Me empezaron a temblar las manos. Era como otras veces. Primero me temblaban las manos y después sentía frío en todo mi cuerpo, hasta que el vértigo traía a mis ojos miles de lucecitas de colores. Miedo. Tenía miedo de que Mariona no me dejara entrar en casa y me mandara a vivir con mi tía Alma y con la China en la casa vieja que olía a viejo, a soledad, a aburrimiento. Apoyé mis codos en la mesita de la ventana. Encerré mi rostro entre mis manos. Dejé pasar el tiempo escuchando el golpeteo de las ruedas del tren. Al entrar en Orduña, comenzó a llover.
Mi tía me despertó para que ayudara al anciano de pelo blanco a bajar la maleta del estante. El tren chirriaba casi parado rodando por su camino en una playa de vías que reconocí al instante. El compartimento se llenó de los ruidos que emitían las puertas de otros compartimentos del vagón. Pensé en la prisa que siempre nos entra de bajar los primeros al llegar a nuestro destino. La anciana se apresuró en despedirse. Salió sin mirar atrás. El viejo de pelo blanco y traje blanco no se despidió. Desapareció por el pasillo con la maleta al hombro. La tía Alma bajó la ventana. Dejó entrar el aire caliente del verano. Había parado de llover.

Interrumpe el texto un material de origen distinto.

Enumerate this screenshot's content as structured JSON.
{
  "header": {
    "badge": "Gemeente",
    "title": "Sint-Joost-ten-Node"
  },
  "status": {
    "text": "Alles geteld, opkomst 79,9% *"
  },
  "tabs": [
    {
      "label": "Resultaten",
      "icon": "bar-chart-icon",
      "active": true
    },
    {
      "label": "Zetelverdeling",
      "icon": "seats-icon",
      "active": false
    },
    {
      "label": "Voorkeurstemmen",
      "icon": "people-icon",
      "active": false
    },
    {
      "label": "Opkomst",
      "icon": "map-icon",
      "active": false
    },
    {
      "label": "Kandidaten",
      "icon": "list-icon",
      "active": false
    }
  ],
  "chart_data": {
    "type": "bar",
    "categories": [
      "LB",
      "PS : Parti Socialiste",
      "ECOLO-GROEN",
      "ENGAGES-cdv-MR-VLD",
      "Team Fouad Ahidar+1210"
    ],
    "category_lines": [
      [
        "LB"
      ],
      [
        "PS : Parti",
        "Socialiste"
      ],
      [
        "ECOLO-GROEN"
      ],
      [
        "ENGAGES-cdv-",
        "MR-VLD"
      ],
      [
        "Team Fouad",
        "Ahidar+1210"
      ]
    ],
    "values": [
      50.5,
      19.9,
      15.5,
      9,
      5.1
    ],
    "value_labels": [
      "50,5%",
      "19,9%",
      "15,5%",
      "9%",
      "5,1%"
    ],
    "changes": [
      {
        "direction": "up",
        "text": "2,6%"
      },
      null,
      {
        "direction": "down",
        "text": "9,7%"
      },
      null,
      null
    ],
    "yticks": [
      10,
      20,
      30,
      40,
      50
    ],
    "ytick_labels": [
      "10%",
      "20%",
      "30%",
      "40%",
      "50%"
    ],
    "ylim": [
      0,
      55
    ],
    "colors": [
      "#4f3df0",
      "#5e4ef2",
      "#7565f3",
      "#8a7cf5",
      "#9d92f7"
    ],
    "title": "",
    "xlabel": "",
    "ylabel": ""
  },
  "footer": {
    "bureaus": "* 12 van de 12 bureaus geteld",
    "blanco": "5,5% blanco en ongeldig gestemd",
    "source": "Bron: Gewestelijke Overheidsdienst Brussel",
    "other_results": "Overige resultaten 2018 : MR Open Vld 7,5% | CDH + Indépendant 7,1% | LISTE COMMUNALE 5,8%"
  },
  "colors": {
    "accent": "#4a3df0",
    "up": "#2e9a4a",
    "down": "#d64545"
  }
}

A mí también me gustaba mirar la estación desde el tren en marcha. El tren entró en los andenes casi parado. Todavía rodaba los últimos metros cuando vi saltar a las vías al anciano de pelo blanco que ella llamó Segundo Oficial. Corrió hasta que el tren se detuvo. Recogió la maleta. La dejó en el suelo y ayudó a bajar a la anciana vestida de verde. Saltaban por el hormigón de las entrevías. Les perdí de vista cuando rodearon el motor de un tren de cercanías. Corrían como dos locos.

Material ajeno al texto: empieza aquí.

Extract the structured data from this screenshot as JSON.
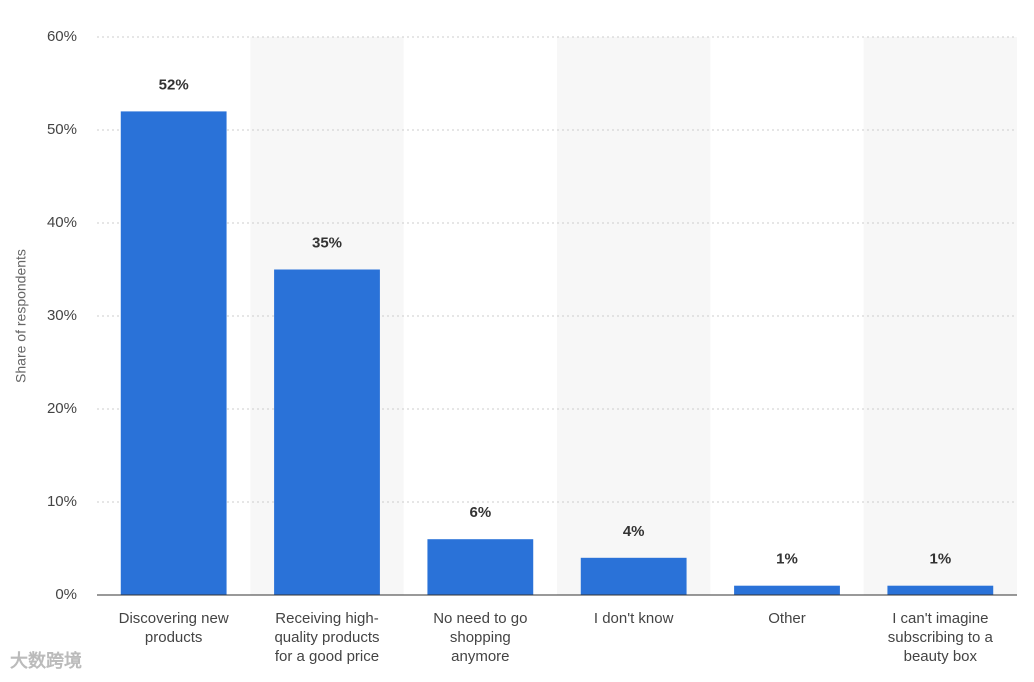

En la puerta del vagón se amontonaba un grupo preguntando al revisor de ojos de muñeco pintados de azul por nuestros compañeros de viaje. Me abrí paso a codazos. La tía Alma me seguía arrastrando nuestras bolsas de viaje.

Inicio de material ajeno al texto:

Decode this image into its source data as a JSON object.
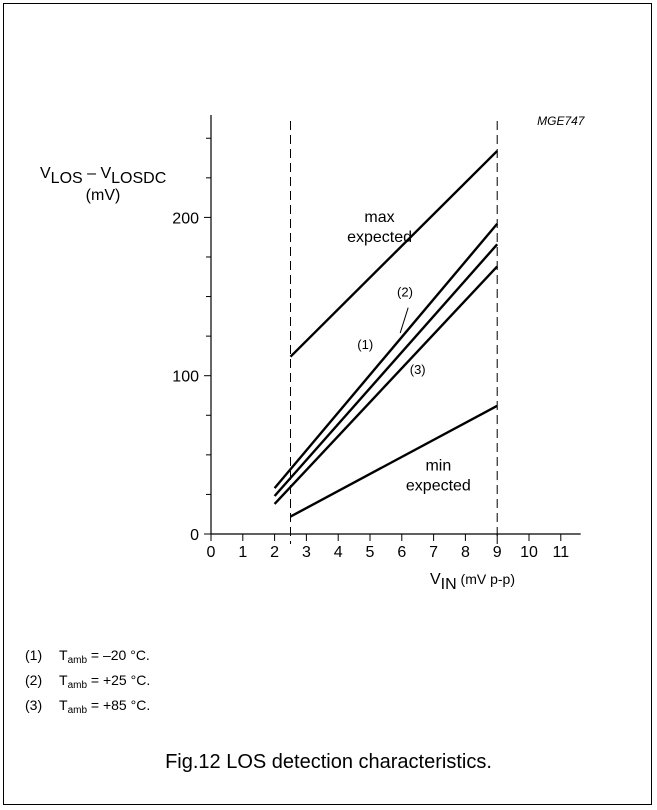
{
  "chart_data": {
    "type": "line",
    "reference_code": "MGE747",
    "ylabel": {
      "main": "V",
      "sub1": "LOS",
      "dash": " – V",
      "sub2": "LOSDC",
      "unit": "(mV)"
    },
    "xlabel": {
      "main": "V",
      "sub": "IN",
      "unit": " (mV p-p)"
    },
    "xlim": [
      0,
      11.5
    ],
    "ylim": [
      0,
      265
    ],
    "x_ticks": [
      0,
      1,
      2,
      3,
      4,
      5,
      6,
      7,
      8,
      9,
      10,
      11
    ],
    "y_ticks_labeled": [
      0,
      100,
      200
    ],
    "y_minor_ticks": [
      25,
      50,
      75,
      125,
      150,
      175,
      225,
      250
    ],
    "vertical_markers": [
      2.5,
      9
    ],
    "series": [
      {
        "id": "max",
        "label": "max expected",
        "label_lines": [
          "max",
          "expected"
        ],
        "points": [
          [
            2.5,
            112
          ],
          [
            9,
            242
          ]
        ]
      },
      {
        "id": "t1",
        "label": "(1)",
        "points": [
          [
            2,
            29
          ],
          [
            9,
            196
          ]
        ]
      },
      {
        "id": "t2",
        "label": "(2)",
        "points": [
          [
            2,
            24
          ],
          [
            9,
            183
          ]
        ]
      },
      {
        "id": "t3",
        "label": "(3)",
        "points": [
          [
            2,
            19
          ],
          [
            9,
            169
          ]
        ]
      },
      {
        "id": "min",
        "label": "min expected",
        "label_lines": [
          "min",
          "expected"
        ],
        "points": [
          [
            2.5,
            11
          ],
          [
            9,
            81
          ]
        ]
      }
    ]
  },
  "notes": [
    {
      "index": "(1)",
      "text_main": "T",
      "text_sub": "amb",
      "text_rest": " = –20 °C."
    },
    {
      "index": "(2)",
      "text_main": "T",
      "text_sub": "amb",
      "text_rest": " = +25 °C."
    },
    {
      "index": "(3)",
      "text_main": "T",
      "text_sub": "amb",
      "text_rest": " = +85 °C."
    }
  ],
  "caption": "Fig.12  LOS detection characteristics."
}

Supe que estaba allí sin verla. Fue un mazazo que me pegó de lleno en mi estómago. Luego la vi y me volví para agarrarme del brazo de la tía Alma. Ella también la había visto.
- Tranquilo-me dijo-.No tenía que haberle llamado a la China para decirle que regresábamos hoy.
Mariona estaba en medio de la China y de su amiga Carmencita Morales, una juez que antes del euro te daba veinte duros si le tocabas. Mis piernas se me habían agarrotado. Alma me empujaba con las bolsas de viaje para que me acercara. Quise decirle a la tía que no podía andar. Pero es que tampoco podía hablar. Metí la mano en el bolsillo. Encontré en su interior la daga que me había regalado la anciana del vestido verde. Sin sacarla, empujado por los nervios, intenté clavármela con todas mis fuerzas. Se dobló. La saqué del bolsillo para enderezarla con ambas manos. Era de plástico.
 
FIN


Getxo, 16 de noviembre de 2013.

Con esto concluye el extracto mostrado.